DZWI (107.9 FM) was a radio station owned by Conamor Broadcasting System.

==History==
Established in 2001 as Power 108, the station was managed by 713 Productions, owned by Marcelle John “H-Town” Marcelino. It holds the distinction of being the first station in the Philippines, and across Asia, to adopt an urban contemporary format. Throughout its history, the station’s studios have been based in Mandaluyong. Both the station name and logo were inspired by Los Angeles–based Power 106. Shortly after its debut, Power 108 quickly gained popularity among hip hop enthusiasts throughout Metro Manila.

Initially operating as an automated station, Power 108 introduced live DJs and special programs just months after its launch.
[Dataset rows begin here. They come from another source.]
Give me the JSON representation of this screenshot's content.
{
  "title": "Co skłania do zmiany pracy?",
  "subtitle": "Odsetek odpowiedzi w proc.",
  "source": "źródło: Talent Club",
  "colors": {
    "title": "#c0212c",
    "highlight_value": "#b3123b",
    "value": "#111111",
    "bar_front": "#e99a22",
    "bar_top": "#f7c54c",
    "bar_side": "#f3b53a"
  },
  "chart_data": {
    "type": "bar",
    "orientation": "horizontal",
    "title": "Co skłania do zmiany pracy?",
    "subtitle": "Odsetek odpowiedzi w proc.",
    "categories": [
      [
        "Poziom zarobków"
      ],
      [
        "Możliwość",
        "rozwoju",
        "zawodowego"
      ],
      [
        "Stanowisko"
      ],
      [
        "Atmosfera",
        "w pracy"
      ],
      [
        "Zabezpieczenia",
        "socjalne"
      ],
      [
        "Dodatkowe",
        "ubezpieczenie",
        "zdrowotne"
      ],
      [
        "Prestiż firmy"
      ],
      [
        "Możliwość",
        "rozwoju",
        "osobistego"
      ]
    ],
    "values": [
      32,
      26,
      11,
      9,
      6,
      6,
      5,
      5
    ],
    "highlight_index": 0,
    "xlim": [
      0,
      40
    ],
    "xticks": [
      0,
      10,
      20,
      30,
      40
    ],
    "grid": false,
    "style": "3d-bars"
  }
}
Beyond Marcelino, the station featured several notable personalities, collectively known as the Power Jocks, including the late rapper Francis Magalona (under his on-air moniker The Mouth), T-Bone (now known as Tony Toni on Magic 89.9's primetime show Boys Night Out) and former MTV Philippines VJ and supermodel Sarah Meier.
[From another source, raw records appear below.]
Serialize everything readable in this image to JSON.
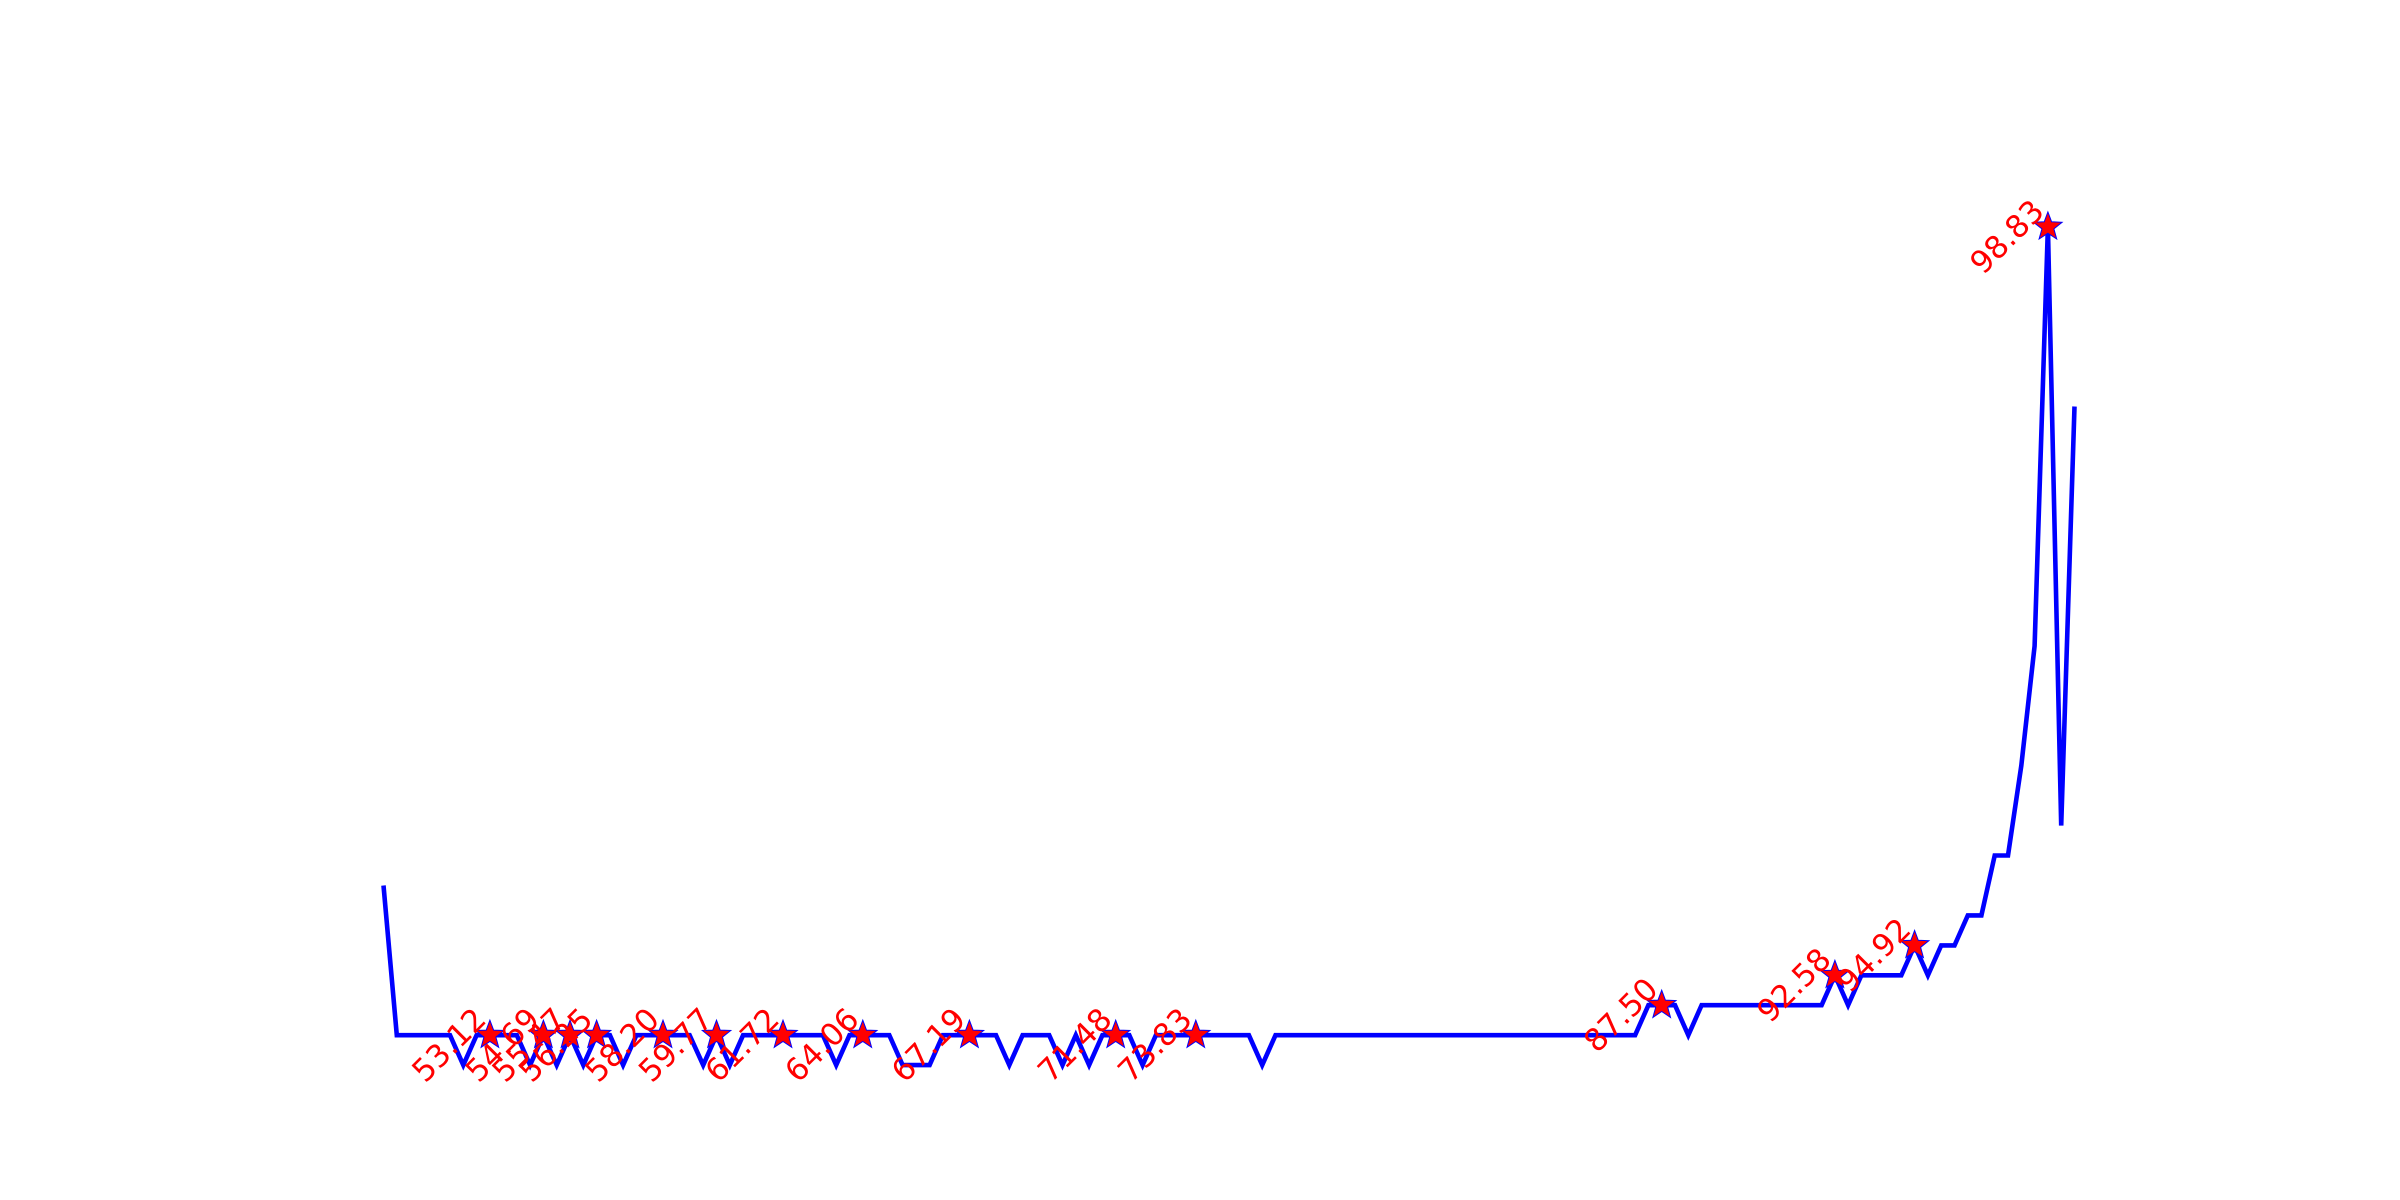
{
  "chart_data": {
    "type": "line",
    "x": [
      50.0,
      50.39,
      50.78,
      51.17,
      51.56,
      51.95,
      52.34,
      52.73,
      53.12,
      53.52,
      53.91,
      54.3,
      54.69,
      55.08,
      55.47,
      55.86,
      56.25,
      56.64,
      57.03,
      57.42,
      57.81,
      58.2,
      58.59,
      58.98,
      59.38,
      59.77,
      60.16,
      60.55,
      60.94,
      61.33,
      61.72,
      62.11,
      62.5,
      62.89,
      63.28,
      63.67,
      64.06,
      64.45,
      64.84,
      65.23,
      65.62,
      66.02,
      66.41,
      66.8,
      67.19,
      67.58,
      67.97,
      68.36,
      68.75,
      69.14,
      69.53,
      69.92,
      70.31,
      70.7,
      71.09,
      71.48,
      71.88,
      72.27,
      72.66,
      73.05,
      73.44,
      73.83,
      74.22,
      74.61,
      75.0,
      75.39,
      75.78,
      76.17,
      76.56,
      76.95,
      77.34,
      77.73,
      78.12,
      78.52,
      78.91,
      79.3,
      79.69,
      80.08,
      80.47,
      80.86,
      81.25,
      81.64,
      82.03,
      82.42,
      82.81,
      83.2,
      83.59,
      83.98,
      84.38,
      84.77,
      85.16,
      85.55,
      85.94,
      86.33,
      86.72,
      87.11,
      87.5,
      87.89,
      88.28,
      88.67,
      89.06,
      89.45,
      89.84,
      90.23,
      90.62,
      91.02,
      91.41,
      91.8,
      92.19,
      92.58,
      92.97,
      93.36,
      93.75,
      94.14,
      94.53,
      94.92,
      95.31,
      95.7,
      96.09,
      96.48,
      96.88,
      97.27,
      97.66,
      98.05,
      98.44,
      98.83,
      99.22,
      99.61
    ],
    "series": [
      {
        "color": "#0000ff",
        "marker_color": "#ff0000",
        "values": [
          6,
          1,
          1,
          1,
          1,
          1,
          0,
          1,
          1,
          1,
          1,
          0,
          1,
          0,
          1,
          0,
          1,
          1,
          0,
          1,
          1,
          1,
          1,
          1,
          0,
          1,
          0,
          1,
          1,
          1,
          1,
          1,
          1,
          1,
          0,
          1,
          1,
          1,
          1,
          0,
          0,
          0,
          1,
          1,
          1,
          1,
          1,
          0,
          1,
          1,
          1,
          0,
          1,
          0,
          1,
          1,
          1,
          0,
          1,
          1,
          1,
          1,
          1,
          1,
          1,
          1,
          0,
          1,
          1,
          1,
          1,
          1,
          1,
          1,
          1,
          1,
          1,
          1,
          1,
          1,
          1,
          1,
          1,
          1,
          1,
          1,
          1,
          1,
          1,
          1,
          1,
          1,
          1,
          1,
          1,
          2,
          2,
          2,
          1,
          2,
          2,
          2,
          2,
          2,
          2,
          2,
          2,
          2,
          2,
          3,
          2,
          3,
          3,
          3,
          3,
          4,
          3,
          4,
          4,
          5,
          5,
          7,
          7,
          10,
          14,
          28,
          8,
          22
        ],
        "x_labels": [
          null,
          null,
          null,
          null,
          null,
          null,
          null,
          null,
          "53.12",
          null,
          null,
          null,
          "54.69",
          null,
          "55.47",
          null,
          "56.25",
          null,
          null,
          null,
          null,
          "58.20",
          null,
          null,
          null,
          "59.77",
          null,
          null,
          null,
          null,
          "61.72",
          null,
          null,
          null,
          null,
          null,
          "64.06",
          null,
          null,
          null,
          null,
          null,
          null,
          null,
          "67.19",
          null,
          null,
          null,
          null,
          null,
          null,
          null,
          null,
          null,
          null,
          "71.48",
          null,
          null,
          null,
          null,
          null,
          "73.83",
          null,
          null,
          null,
          null,
          null,
          null,
          null,
          null,
          null,
          null,
          null,
          null,
          null,
          null,
          null,
          null,
          null,
          null,
          null,
          null,
          null,
          null,
          null,
          null,
          null,
          null,
          null,
          null,
          null,
          null,
          null,
          null,
          null,
          null,
          "87.50",
          null,
          null,
          null,
          null,
          null,
          null,
          null,
          null,
          null,
          null,
          null,
          null,
          "92.58",
          null,
          null,
          null,
          null,
          null,
          "94.92",
          null,
          null,
          null,
          null,
          null,
          null,
          null,
          null,
          null,
          "98.83",
          null,
          null
        ]
      }
    ],
    "xlim": [
      47.52,
      102.09
    ],
    "ylim": [
      -1.4,
      29.4
    ],
    "axes_visible": false
  }
}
On August 31, 2003, Power 108 signed off abruptly without any official announcement. Despite its strong signal reaching as far as the northern parts of Metro Manila, rumors circulated that the shutdown was related to licensing issues. Just a month later, Marcelino partnered with Noveleta mayor Dino Reyes Chua to form Empire Entertainment, which took over operations of 105.9 FM, The station was relaunched on October 20, 2003, as Blazin' 105.9, featuring many of Power 108’s original Power Jocks.
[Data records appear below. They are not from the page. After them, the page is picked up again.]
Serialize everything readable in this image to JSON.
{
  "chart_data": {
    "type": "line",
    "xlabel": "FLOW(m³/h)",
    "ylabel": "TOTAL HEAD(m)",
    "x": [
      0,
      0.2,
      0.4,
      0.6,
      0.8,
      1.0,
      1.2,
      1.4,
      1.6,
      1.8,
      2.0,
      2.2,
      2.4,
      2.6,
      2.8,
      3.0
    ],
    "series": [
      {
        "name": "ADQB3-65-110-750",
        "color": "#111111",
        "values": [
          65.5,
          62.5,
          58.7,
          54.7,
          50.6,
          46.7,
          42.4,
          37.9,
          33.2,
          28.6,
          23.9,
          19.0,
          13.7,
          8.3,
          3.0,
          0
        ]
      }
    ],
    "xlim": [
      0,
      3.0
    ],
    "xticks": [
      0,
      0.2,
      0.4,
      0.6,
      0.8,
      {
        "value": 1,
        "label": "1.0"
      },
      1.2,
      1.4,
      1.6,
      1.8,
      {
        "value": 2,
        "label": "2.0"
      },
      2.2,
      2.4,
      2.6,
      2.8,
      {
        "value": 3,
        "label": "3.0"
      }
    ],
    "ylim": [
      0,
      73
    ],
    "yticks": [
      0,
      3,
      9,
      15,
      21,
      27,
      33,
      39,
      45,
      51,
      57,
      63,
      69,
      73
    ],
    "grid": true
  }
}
Since then, Marcelino has taken over Wave 89.1 and evolved into a serial entrepreneur. He founded Innovasia, a holding company with diverse ventures including Lino Electronics, H-Audio Technologies, Italyumm, Times Education Group Australia, and even an animal shelter called Homebound PH. Additionally, Marcelino is pioneering the future of radio broadcasting through a new initiative called Frequency.